Wann: Montag, 29.05.2013 2013,16 bis 18 Uhr
Wo: Henry Ford Bau, Garystr. 35, 14195
Robyn Eckersley is a Professor in Political Science in the School of Social and Political Sciences at the University of Melbourne. She was Head of the Discipline of Political Science from 2008-2010 and Director of the University of Melbourne’s Master of International Relations program from 2011-2012. She is a Fellow of the Academy of the Social Sciences in Australia and served as the Arne Naess Chair in Global Justice and the Environment at the University of Oslo, November 2010 to January 2011.
She has published widely in the fields of environmental politics, political theory and international relations, with a special focus on climate change. Her recent books in include Special Responsibilities: Global Problems and American Power (2012, co-author); Why Human Security Matters (2012, co-editor) and Globalization and the Environment (2013) (co-author). Her current research projects include an examination of the interplay between the trade and climate regimes and a five country comparative study on ‘What makes a climate leader?: Developed countries’ responsibilities under the international climate regime’.

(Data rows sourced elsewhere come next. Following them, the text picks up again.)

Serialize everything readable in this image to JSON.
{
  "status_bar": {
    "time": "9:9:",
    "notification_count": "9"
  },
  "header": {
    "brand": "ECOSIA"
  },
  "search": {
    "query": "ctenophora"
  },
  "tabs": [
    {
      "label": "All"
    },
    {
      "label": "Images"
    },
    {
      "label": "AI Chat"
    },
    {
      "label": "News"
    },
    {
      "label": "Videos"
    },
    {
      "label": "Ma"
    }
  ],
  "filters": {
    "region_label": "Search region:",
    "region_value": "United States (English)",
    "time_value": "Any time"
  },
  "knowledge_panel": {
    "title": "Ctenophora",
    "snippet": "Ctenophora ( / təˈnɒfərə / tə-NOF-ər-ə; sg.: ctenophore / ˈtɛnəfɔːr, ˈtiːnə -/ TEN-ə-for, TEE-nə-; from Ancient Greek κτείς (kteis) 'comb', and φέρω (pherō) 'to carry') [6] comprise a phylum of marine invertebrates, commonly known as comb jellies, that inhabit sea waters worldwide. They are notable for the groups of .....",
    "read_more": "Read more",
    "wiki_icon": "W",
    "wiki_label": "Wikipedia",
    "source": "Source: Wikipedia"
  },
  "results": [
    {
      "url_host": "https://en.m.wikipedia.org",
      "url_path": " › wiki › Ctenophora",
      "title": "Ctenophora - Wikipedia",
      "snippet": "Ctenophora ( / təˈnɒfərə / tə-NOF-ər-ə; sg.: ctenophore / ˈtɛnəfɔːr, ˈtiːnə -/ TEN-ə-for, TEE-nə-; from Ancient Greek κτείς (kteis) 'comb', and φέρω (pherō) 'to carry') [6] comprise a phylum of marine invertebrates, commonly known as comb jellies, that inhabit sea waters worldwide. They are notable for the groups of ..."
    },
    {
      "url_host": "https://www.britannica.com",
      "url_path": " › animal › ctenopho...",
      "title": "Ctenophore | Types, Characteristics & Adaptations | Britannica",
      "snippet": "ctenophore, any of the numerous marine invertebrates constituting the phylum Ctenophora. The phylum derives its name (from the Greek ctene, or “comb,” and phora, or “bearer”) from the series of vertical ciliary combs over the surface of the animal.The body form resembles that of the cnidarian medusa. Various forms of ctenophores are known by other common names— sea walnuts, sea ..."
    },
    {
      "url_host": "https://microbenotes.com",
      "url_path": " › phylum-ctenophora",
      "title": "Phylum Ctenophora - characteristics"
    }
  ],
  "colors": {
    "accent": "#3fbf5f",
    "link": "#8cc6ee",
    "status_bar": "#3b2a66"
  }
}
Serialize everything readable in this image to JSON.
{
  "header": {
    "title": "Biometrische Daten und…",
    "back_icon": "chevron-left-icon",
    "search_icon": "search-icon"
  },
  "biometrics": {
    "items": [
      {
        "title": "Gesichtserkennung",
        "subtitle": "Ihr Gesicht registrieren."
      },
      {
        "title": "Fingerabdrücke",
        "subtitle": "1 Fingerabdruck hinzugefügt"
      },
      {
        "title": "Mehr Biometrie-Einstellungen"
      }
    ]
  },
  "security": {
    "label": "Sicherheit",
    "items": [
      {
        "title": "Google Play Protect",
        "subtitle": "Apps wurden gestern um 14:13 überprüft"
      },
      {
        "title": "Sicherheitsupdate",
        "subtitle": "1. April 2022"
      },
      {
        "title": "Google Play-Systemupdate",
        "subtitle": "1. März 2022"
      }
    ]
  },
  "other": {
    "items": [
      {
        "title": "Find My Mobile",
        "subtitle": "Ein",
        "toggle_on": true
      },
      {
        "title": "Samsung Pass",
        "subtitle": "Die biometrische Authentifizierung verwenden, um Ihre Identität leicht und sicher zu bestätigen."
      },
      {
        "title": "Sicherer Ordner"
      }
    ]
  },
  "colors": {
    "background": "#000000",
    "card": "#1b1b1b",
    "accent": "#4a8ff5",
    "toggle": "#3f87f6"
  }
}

Leadership is widely recognised as necessary to break the massive collective action problem presented by climate change, and the language of leaders and laggards has been routinely invoked to judge states in international climate diplomacy and national climate policy. Yet scholarly debates about what makes a leader, what evidence counts as leadership, and whether leadership makes a difference, are much less clear cut. This paper draws on the case study of the EU to provide a conceptualization of leadership that shows that it does matter some of the time, while also accounting for the EU’s shifting authority in the climate negotiations. Leadership in international negotiations is conceptualised as a distinctive type of legitimate power that entails the socialization and mobilization of others towards the achievement of a shared purpose. Leaders and followers constitute a ‘leadership sphere’, which is a distinctive social structure that is distinguishable from traditional ‘spheres of influence’. I show how the relative success of such any given leadership sphere in achieving the common purpose depends on the extent to which states with the relevant problem solving capabilities lie inside or outside the sphere.